Looming danger: A still from Clinton’s ad, which Obama said was designed to “play on people’s fears.” Later, his campaign released its own “red phone” spot.
In the waning days before the crucial electoral contests in Ohio and Texas, Hillary Clinton’s campaign has released targeted advertising emphasizing her readiness to handle the most dangerous security threats to the nation and suggesting that she would be better prepared than Barack Obama to pick up the dreaded “red phone.” That prompted Obama’s team to come up with, yup, a red phone ad of its own.
The New York Times:
“It’s 3 a.m. and your children are safe and asleep,” says a narrator as threatening music surges over dark black-and-white images.
There’s a world crisis and the White House phone is ringing. “Your vote will decide who answers that call,” the narrator says. “Whether it’s someone who already knows the world’s leaders, knows the military—someone tested and ready to lead in a dangerous world.”
It ends with a photo of Mrs. Clinton wearing glasses and picking up the phone.
Mr. Obama, responding to the ad during a stop in Houston, said it raised “a perfectly legitimate question.”
But, he said: “We’ve seen these ads before. They’re the kind that play on people’s fears to try to scare up votes.”

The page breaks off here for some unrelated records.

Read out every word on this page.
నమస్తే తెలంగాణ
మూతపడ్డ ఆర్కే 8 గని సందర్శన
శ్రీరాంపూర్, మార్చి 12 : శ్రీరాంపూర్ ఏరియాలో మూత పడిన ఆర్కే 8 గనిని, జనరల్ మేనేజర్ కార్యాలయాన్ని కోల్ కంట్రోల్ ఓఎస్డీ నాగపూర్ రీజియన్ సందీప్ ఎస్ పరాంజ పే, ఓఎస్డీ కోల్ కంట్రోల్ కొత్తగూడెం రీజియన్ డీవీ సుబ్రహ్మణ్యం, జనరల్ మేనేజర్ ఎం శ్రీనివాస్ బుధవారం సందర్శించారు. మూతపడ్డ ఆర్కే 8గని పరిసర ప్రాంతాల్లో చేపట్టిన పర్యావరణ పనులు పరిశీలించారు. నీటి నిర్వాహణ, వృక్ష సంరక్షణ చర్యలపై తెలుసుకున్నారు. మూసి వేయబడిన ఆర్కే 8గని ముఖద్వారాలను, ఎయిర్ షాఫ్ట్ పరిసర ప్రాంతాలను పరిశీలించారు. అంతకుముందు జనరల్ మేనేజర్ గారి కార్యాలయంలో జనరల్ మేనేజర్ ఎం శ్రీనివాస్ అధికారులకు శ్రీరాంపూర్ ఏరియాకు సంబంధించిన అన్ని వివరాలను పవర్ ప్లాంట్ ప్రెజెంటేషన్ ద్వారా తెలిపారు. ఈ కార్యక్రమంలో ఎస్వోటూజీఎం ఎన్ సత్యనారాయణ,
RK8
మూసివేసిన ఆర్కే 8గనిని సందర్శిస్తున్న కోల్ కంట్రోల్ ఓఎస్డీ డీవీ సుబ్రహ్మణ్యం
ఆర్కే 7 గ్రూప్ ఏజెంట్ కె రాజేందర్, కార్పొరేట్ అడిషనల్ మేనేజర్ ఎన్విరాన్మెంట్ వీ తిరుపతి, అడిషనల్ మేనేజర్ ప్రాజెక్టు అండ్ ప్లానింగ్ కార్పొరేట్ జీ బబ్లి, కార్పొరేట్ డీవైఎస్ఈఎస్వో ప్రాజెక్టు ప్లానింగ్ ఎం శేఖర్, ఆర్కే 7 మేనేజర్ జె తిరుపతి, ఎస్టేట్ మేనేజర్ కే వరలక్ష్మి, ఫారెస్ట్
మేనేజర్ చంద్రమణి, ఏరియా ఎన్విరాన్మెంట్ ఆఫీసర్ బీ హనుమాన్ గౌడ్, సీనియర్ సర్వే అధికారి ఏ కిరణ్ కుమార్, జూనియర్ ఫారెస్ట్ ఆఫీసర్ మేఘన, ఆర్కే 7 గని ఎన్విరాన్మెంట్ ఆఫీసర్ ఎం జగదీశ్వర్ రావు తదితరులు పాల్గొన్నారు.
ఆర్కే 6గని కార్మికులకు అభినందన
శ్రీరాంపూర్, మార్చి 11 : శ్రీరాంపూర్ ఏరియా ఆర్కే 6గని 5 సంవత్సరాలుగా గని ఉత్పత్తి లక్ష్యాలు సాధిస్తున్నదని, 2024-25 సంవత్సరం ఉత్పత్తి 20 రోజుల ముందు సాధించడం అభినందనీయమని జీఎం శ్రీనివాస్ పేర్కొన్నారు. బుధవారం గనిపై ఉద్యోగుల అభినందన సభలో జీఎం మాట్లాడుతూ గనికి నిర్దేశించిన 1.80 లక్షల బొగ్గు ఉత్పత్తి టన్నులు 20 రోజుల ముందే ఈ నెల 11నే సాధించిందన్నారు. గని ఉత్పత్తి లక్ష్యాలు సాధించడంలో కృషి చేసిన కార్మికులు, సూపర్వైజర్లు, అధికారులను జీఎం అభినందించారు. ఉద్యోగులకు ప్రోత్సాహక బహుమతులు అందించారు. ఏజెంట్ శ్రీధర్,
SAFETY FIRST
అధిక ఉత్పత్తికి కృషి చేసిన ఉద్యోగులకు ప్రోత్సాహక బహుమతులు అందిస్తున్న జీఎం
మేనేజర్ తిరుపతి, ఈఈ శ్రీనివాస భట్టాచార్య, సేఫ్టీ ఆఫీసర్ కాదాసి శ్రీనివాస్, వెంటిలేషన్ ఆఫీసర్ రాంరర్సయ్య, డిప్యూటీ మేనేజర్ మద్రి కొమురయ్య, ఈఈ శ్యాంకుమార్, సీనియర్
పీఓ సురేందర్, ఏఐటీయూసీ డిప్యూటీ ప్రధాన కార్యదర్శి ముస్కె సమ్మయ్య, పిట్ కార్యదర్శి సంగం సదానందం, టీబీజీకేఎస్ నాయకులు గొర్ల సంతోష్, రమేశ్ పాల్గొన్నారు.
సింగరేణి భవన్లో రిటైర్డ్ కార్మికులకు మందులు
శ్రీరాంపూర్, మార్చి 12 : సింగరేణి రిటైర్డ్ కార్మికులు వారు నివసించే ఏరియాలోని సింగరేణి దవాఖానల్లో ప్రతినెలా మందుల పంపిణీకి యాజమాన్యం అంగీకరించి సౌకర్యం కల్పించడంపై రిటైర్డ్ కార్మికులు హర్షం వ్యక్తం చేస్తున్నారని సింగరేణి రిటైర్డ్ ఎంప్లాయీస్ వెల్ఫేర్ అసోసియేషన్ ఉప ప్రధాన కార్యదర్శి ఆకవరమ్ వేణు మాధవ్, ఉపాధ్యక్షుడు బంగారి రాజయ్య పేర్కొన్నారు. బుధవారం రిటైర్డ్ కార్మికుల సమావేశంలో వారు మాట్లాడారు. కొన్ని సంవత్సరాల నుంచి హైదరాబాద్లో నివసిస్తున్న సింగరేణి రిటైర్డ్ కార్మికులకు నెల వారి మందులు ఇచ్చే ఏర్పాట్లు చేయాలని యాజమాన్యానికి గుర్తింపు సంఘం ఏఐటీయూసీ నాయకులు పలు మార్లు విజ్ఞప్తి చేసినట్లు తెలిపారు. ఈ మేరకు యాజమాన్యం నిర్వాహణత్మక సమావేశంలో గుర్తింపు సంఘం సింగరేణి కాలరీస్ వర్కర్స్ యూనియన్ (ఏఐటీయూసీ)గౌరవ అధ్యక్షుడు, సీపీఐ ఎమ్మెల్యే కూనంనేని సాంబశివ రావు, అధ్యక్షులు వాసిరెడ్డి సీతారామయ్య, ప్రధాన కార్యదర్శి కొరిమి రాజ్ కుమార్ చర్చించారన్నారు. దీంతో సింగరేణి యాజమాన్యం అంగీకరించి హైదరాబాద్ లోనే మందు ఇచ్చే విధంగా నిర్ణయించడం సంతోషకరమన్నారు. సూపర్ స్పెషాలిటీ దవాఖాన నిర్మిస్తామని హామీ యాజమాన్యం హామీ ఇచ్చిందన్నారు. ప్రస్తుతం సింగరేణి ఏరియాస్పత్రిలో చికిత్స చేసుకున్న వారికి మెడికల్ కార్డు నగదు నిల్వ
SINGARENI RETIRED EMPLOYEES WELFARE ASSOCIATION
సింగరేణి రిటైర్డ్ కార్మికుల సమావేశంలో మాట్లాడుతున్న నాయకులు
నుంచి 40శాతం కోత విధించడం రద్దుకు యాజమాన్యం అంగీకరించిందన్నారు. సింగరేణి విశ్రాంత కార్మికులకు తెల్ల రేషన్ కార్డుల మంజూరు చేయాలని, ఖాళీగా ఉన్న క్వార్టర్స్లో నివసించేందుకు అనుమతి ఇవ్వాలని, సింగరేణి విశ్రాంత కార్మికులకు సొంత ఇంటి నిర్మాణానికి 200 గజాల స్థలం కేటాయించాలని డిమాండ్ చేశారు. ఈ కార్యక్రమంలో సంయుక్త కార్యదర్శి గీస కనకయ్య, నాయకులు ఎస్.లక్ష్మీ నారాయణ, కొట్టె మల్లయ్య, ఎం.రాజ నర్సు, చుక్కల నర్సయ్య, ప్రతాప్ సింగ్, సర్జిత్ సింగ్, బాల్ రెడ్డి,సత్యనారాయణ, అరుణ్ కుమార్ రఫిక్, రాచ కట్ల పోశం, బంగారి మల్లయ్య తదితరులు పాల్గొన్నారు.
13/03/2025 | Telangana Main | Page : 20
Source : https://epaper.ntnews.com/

Later the Obama campaign released a new ad to respond directly to the one from Mrs. Clinton’s campaign. It says in part: “It’s 3 a.m. and your children are safe and asleep. But there’s a phone ringing in the White House. Something’s happening in the world. When that call gets answered, shouldn’t the president be the one—the only one—who had judgment and courage to oppose the Iraq war from the start.”